‘Voluntary’ Immigration Program Not So Voluntary
Suzanne Gamboa, Comcast News, February 16, 2011
A voluntary program to run all criminal suspects’ fingerprints through an immigration database was only voluntary until cities refused to participate, recently released documents show. The Obama administration then tightened the rules so that cities had no choice but to have the fingerprints checked.
Thousands of documents made public by the Homeland Security Department provide a behind-the-scenes glimpse of how the administration scrambled to quiet the criticism and negative publicity surrounding the immigration enforcement program known as Secure Communities.

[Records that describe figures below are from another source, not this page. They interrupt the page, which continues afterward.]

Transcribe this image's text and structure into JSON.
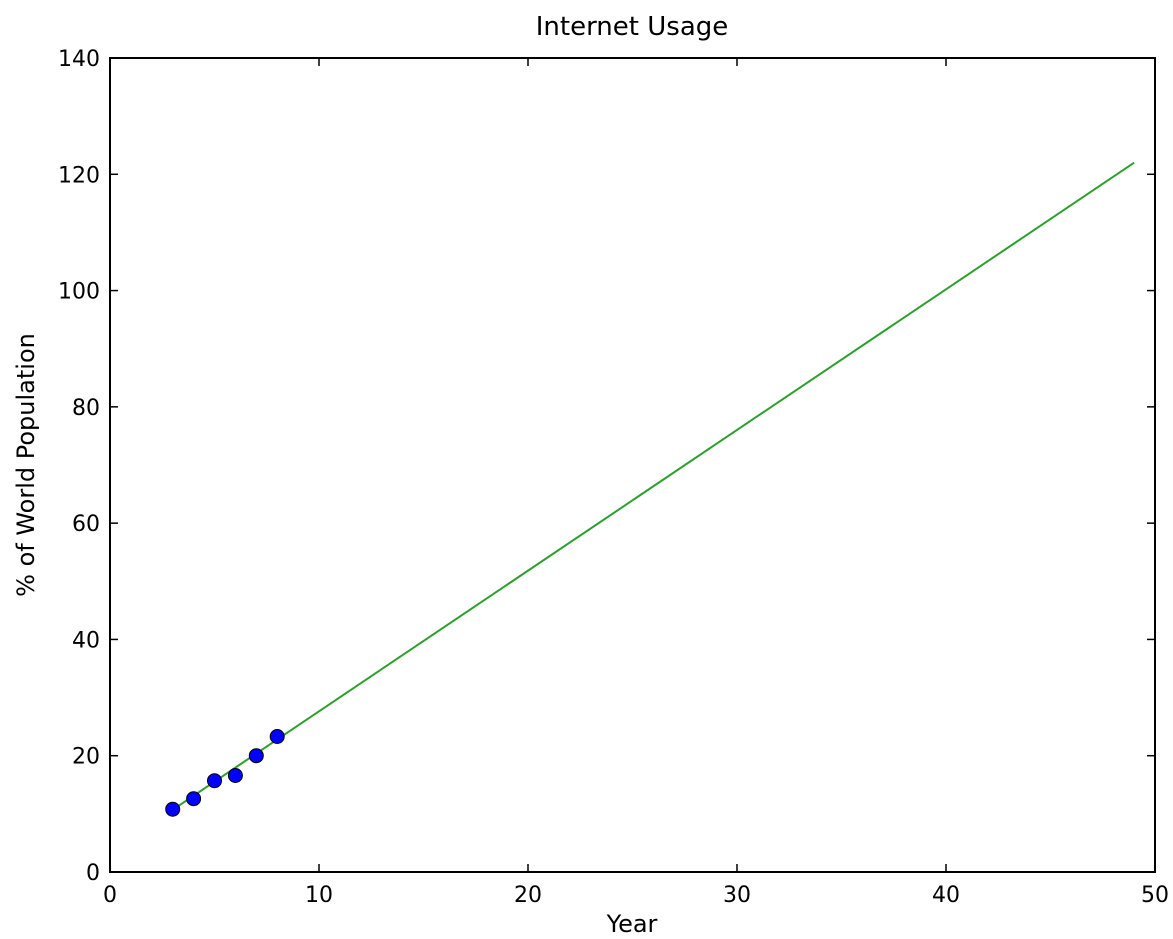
{
  "chart_data": {
    "type": "line",
    "title": "Internet Usage",
    "xlabel": "Year",
    "ylabel": "%  of World Population",
    "xlim": [
      0,
      50
    ],
    "ylim": [
      0,
      140
    ],
    "x_ticks": [
      0,
      10,
      20,
      30,
      40,
      50
    ],
    "y_ticks": [
      0,
      20,
      40,
      60,
      80,
      100,
      120,
      140
    ],
    "grid": false,
    "legend": "none",
    "series": [
      {
        "kind": "scatter",
        "color": "#0000ff",
        "points": [
          {
            "x": 3,
            "y": 10.8
          },
          {
            "x": 4,
            "y": 12.6
          },
          {
            "x": 5,
            "y": 15.7
          },
          {
            "x": 6,
            "y": 16.6
          },
          {
            "x": 7,
            "y": 20.0
          },
          {
            "x": 8,
            "y": 23.3
          }
        ]
      },
      {
        "kind": "line",
        "color": "#2ca02c",
        "points": [
          {
            "x": 3,
            "y": 10.7
          },
          {
            "x": 49,
            "y": 122.0
          }
        ]
      }
    ]
  }
}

The administration rewrote the program’s participation rules, the documents show, considered withholding federal funding and FBI information from resisters and eventually dug up case law to justify requiring cooperation.

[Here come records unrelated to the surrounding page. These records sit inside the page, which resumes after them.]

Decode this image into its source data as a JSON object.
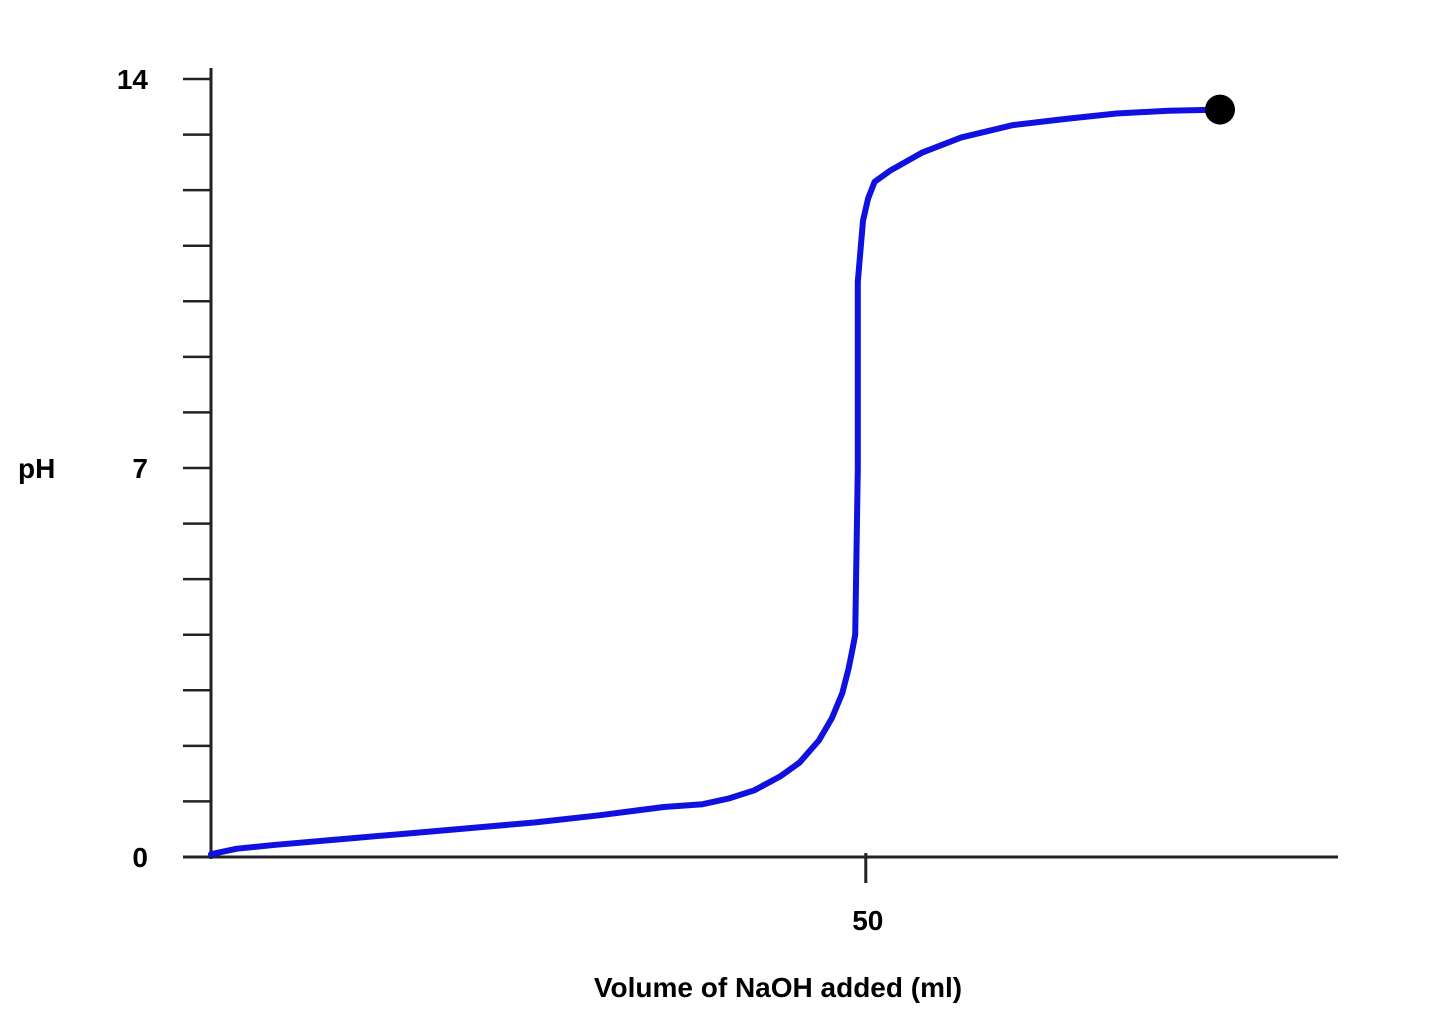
{
  "chart_data": {
    "type": "line",
    "title": "",
    "xlabel": "Volume of NaOH added (ml)",
    "ylabel": "pH",
    "xlim": [
      0,
      78
    ],
    "ylim": [
      0,
      14
    ],
    "x_tick_labels": [
      {
        "value": 50,
        "label": "50"
      }
    ],
    "y_tick_labels": [
      {
        "value": 0,
        "label": "0"
      },
      {
        "value": 7,
        "label": "7"
      },
      {
        "value": 14,
        "label": "14"
      }
    ],
    "y_minor_ticks": [
      1,
      2,
      3,
      4,
      5,
      6,
      8,
      9,
      10,
      11,
      12,
      13
    ],
    "series": [
      {
        "name": "pH",
        "color": "#1010e0",
        "x": [
          0,
          2,
          5,
          10,
          15,
          20,
          25,
          30,
          35,
          38,
          40,
          42,
          44,
          45.5,
          47,
          48,
          48.8,
          49.3,
          49.6,
          49.8,
          50,
          50,
          50.2,
          50.4,
          50.8,
          51.3,
          52.5,
          55,
          58,
          62,
          66,
          70,
          74,
          78
        ],
        "y": [
          0.05,
          0.15,
          0.22,
          0.32,
          0.42,
          0.52,
          0.62,
          0.75,
          0.9,
          0.95,
          1.05,
          1.2,
          1.45,
          1.7,
          2.1,
          2.5,
          2.95,
          3.4,
          3.75,
          4.0,
          7.0,
          10.35,
          10.9,
          11.45,
          11.85,
          12.15,
          12.35,
          12.68,
          12.95,
          13.17,
          13.28,
          13.38,
          13.43,
          13.45
        ]
      }
    ],
    "endpoint_marker": {
      "x": 78,
      "y": 13.45,
      "color": "#000000"
    }
  }
}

Throughout the turmoil, according to the documents, top officials knew they would get local resistance and were advised in late 2009 that the fingerprints could be checked against the immigration database without local buy-in.
“The SC (Secure Communities) initiative will remain voluntary at the state and local level. . . . Until such time as localities begin to push back on participation, we will continue with this current line of thinking,” says an e-mail written by Randi Greenberg, the communications and outreach chief of the program. {snip}
The pushback came.
Washington, D.C.; Cook County, Ill.; Santa Clara, Calif.; Arlington, Va.; San Francisco; Philadelphia; and the states of Oregon, Washington, Minnesota and Colorado either raised questions or tried to avoid participating, according to the documents. The communities are only a small percentage of more than 1,000 that willingly became part of the program or didn’t oppose the state signing them up with Immigration and Customs Enforcement.
By fall of last year, ICE decided local officials could not stop immigration officials from culling the fingerprints. The locals could only refuse to receive the information from the federal government on the immigration status of people they were holding in their jails. Local officials, however, still had to hold non-citizens for ICE if asked.
{snip}
In a statement, ICE repeated what it is now telling local officials: The fingerprint sharing is between federal agencies, and local communities can’t opt out of sending fingerprints to the federal government. Their only choice, ICE says, is to not receive the results of the fingerprint check, leaving them vulnerable to claims that they don’t care about illegal immigrants in their jail.
{snip}
Opposition from the few resisters grew strong enough to create significant angst within ICE. E-mails show month after month of wrestling with how the agency would respond when it was asked whether a local jurisdiction could “opt out” of Secure Communities. In some months, the issue appears to be settled, only to be followed by another string of e-mail exchanges on whether communities could opt out.
{snip}
Opposition in San Francisco and Santa Clara, Calif., drew queries from Democratic Rep. Zoe Lofgren of California, then the chairwoman of the House Judiciary Committee’s immigration subcommittee. She also looped in Homeland Security Secretary Janet Napolitano and Attorney General Eric Holder, elevating the issue and the anxiety over the program.
Although Lofgren had told ICE in May that she was satisfied with an explanation on local participation, she said in her July 7 letter that “there appears to be significant confusion about how local law enforcement agencies may ‘opt out’ of participating in Secure Communities.”